My frame was not hidden from you
when I was made in the secret place,
when I was woven together in the depths of the earth.
Your eyes saw my unformed body;
all the days ordained for me were written in your book
before one of them came to be." - Psalm 139: 13-16 

Monday, July 4, 2011

Hot Dogs




Hot dogs. The staple of any decent 4th of July picnic. An all American food, yes? Well... not for this all American girl. Blech. I do not like hot dogs or "tube steaks" as a friend of mine frequently referred to them whenever he and his wife would be serving them to company. Sounds fancier, you understand. ;)  I know you are beside yourself with wonder at the reason for my lack of hot dog love. Well, okay, maybe not beside yourself, but well, just go with it. ;0)

I'll keep you in suspense no longer. ;) I ate hot dogs on a very regular basis growing up. They were cheap and my family wasn't the richest on the block. Then, as I was working my way through college, I ate hot dogs again on a very regular basis for the same reason. There were many weeks in college when hot dogs were on the menu more than once - way more than once.
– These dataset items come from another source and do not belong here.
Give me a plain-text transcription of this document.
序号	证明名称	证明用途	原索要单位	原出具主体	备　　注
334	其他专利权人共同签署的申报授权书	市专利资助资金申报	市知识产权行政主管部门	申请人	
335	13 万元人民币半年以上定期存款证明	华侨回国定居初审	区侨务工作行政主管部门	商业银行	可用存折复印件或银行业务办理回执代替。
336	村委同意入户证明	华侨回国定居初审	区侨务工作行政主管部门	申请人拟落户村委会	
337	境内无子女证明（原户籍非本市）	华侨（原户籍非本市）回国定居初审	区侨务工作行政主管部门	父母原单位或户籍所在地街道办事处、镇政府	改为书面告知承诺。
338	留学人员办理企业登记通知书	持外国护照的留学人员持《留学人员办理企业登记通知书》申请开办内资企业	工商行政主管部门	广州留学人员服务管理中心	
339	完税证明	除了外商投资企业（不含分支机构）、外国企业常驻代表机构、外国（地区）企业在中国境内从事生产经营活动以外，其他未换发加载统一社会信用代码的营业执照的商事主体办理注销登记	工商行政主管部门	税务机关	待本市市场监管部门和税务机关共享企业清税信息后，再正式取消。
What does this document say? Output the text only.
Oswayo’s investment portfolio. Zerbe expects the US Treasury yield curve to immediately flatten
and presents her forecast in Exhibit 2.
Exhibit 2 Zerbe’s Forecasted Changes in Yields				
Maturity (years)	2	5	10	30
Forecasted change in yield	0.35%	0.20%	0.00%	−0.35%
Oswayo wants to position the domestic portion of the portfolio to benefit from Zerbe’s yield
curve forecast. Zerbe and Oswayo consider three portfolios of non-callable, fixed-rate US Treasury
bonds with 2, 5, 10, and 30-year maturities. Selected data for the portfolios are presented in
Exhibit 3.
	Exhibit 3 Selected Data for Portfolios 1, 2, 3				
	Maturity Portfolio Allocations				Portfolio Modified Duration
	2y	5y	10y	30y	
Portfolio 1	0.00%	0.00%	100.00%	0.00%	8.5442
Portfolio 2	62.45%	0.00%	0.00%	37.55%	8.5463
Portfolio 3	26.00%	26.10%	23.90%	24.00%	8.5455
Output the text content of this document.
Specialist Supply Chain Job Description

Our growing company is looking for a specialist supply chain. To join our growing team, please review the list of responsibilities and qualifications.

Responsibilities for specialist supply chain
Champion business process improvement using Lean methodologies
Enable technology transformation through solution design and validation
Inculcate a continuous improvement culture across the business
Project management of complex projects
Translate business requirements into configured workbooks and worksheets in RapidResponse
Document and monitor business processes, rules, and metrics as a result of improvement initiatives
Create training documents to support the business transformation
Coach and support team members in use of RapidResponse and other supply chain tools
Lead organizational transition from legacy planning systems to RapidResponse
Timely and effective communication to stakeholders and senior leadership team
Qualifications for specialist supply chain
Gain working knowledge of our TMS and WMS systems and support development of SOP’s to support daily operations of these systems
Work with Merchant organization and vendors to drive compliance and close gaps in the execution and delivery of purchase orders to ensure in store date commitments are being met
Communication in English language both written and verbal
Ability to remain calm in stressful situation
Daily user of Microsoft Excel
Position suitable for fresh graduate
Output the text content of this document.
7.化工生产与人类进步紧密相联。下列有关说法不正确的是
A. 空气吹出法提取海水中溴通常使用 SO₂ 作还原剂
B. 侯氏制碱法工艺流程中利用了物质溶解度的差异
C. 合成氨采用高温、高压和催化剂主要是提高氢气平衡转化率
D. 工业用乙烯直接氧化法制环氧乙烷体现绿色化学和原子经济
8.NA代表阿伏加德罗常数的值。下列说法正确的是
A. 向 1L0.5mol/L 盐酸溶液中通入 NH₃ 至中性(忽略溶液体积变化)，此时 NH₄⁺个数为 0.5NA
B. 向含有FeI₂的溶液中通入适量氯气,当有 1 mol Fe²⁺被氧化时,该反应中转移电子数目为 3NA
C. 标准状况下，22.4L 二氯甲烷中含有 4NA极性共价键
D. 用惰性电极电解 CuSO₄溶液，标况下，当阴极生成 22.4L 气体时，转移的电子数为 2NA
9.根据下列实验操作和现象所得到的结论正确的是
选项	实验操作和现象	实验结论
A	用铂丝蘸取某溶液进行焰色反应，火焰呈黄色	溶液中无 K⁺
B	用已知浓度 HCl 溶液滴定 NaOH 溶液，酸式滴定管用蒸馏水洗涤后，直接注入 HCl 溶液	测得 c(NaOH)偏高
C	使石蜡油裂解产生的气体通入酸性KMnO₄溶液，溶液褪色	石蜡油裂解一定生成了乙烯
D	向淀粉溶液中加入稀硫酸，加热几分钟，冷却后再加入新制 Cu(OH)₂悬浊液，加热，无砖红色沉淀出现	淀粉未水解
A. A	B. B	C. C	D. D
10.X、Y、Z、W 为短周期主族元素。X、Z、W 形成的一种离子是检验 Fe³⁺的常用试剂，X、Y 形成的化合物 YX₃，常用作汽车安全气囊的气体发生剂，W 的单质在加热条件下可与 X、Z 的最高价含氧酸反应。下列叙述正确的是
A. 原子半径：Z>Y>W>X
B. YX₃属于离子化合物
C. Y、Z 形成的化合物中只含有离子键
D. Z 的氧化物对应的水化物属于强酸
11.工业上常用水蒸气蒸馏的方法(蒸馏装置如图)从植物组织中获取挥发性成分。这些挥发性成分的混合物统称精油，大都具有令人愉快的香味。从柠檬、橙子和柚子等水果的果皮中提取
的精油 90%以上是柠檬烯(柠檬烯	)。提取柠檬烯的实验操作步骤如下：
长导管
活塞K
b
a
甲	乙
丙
Now, while I was always taught to be thankful for the fact I had food on my plate and it was more than what many folks had, I can still remember looking at the hot dogs and having to swallow back an involuntary gag reflex. So, now I'm just plain sick of eating them and I can't do it. Can anyone relate? I feel the same way about Ramen soup and cheese in a can. Shudder. Now, there is one exception for hot dogs. I can eat a chili dog about two or three times a year. I don't know why, but I get a craving for an all beef hot dog smothered in good old-fashioned Hormel chili, cheddar cheese and red onion on top - a lot of red onion!  Honestly though, with the exception of the afore-mentioned every few months chili dog, the thought of eating a hot dog still makes me want to gag. Literally.

I am so very thankful God's Word is nothing like hot dogs. Reading God's Word is amazing to me because I can read the exact same passage of Scripture and learn completely new things every single time. The books of the Bible are written in a variety of formats, some historical, some poetic, etc. However, even though the formats are different and they were penned to the paper by different men, they were all inspired of the Holy Spirit. How multi-faceted our Father in heaven is! His Word is our spiritual nourishment and instead of growing tired of the same old fare, we can look forward to a new taste every single day even though it might be the same dish!


"All Scripture is God-breathed and is useful for teaching, rebuking, correcting and training in righteousness, so that all God’s people may be thoroughly equipped for every good work."